On the other end of the content scale, movie trailers did extremely well when shown during popular TV shows. Here's a list of the top ten commercials for the month of April, as viewed during one of the top ten programs (which were all popular things like CSI, Grey's Anatomy and House):
  1. Dreamworks Disturbia Movie Trailer
  2. GMC Trucks Acadia
  3. Chase Freedom Credit Card
  4. Stouffers Corner Bistro Flatbreads
  5. Dyson Slim Vacuum Cleaner
  6. Apple Macintosh Computer
  7. Olay Body/Radiance RBN Body Wash
  8. Universal Georgia Rule Movie Trailer
  9. Sony Perfect Stranger Movie Trailer
  10. Sony Spider-Man 3 Movie Trailer
Instead of low-budget DR spots (from companies who could probably do a year's worth of advertising for the cost of one of these prime-time spots), big-budget movie ads with their flashy effects and big production values rule the roost here, occupying four of the top ten spots. What does this tell us? Well, once again, context is key. Unlike the first list we looked at -- where commercials were shown during all sorts of TV shows and during all hours of the day -- this list only includes "first-rate," prime-time content (seriously, CSI? First rate?). This content might draw an audience that has a lot in common when it comes to psychographics, demographics, and most importantly, viewing context. Plus, cheapo DR ads are going to look pretty unimpressive compared to big-budget TV, so movie trailers will simply stand up better from a visual and aesthetic standpoint.

While the content shown on most digital signage networks is about as far away from an episode of CSI as you can get, we've noticed that the two trends that TiVo found still tend to hold true. I'm probably starting to sound like a broken record, but using short, simple messages in your retail media and including a call to action with your digital signage content are the two things virtually guaranteed to improve the performance of in-store ads. Direct-response style content motivates shoppers to try out that new detergent or take a look at the improved ultra-stretch waistband on this season's men's slacks. While the content certainly needs to be visually appealing, the needs of typical merchandising and promotional spots often dictate that good product display and solid copy writing take precedence over fancy production techniques. On the other hand, when a spot's job is to improve the store environment or build up a brand's charisma, production quality should probably come first. So while you might see basic merchandising clips the next time you wander into your favorite ultra-trendy apparel store, you'll be equally likely to see so-called lifestyle shots of beautiful people doing fun things. But that's probably not going to be the case in your local supermarket, warehouse club or big-box retailer.

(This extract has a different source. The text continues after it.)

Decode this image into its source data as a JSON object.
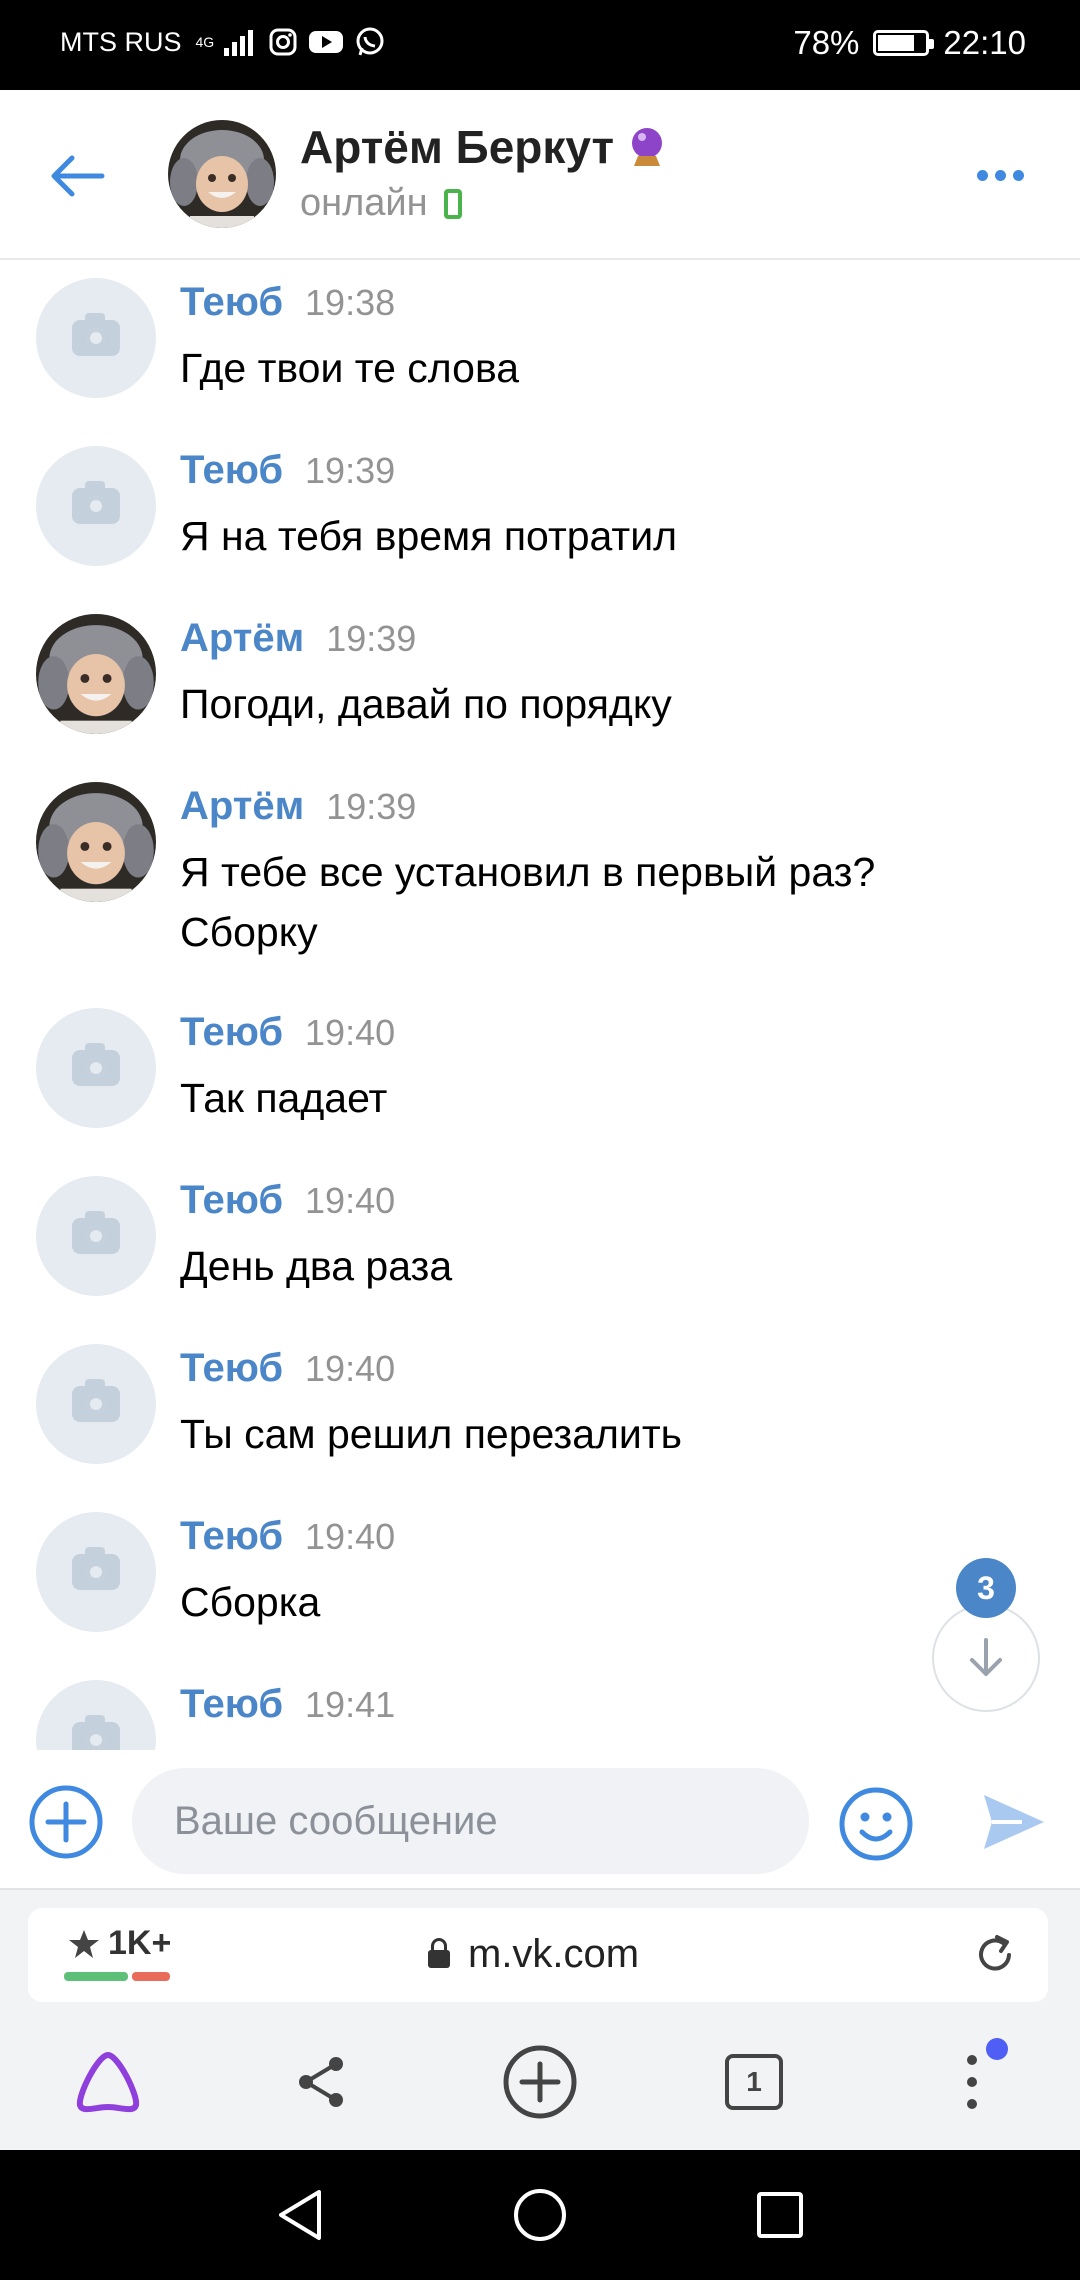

So once again, we see how the duality of content and context works in the advertising world. If it's not shown in the right context, even the best content is going to get a poor response. On the flip side, a simple and inexpensive ad can be powerful when it's contextually relevant. That last bit should come as good news for any digital signage network owners who are worried about the cost of keeping their screens fed with fresh, inviting content. In many situations, the amount of money you spend producing an ad doesn't matter nearly as much as the basic content of the ad. So the most important piece of advice I can offer is this: take the time to think about your product, venue and audience before you ever start shooting footage, hiring actors, or rendering out huge 3D animations. As it turns out, the "KISS" principle applies to digital signage, after all.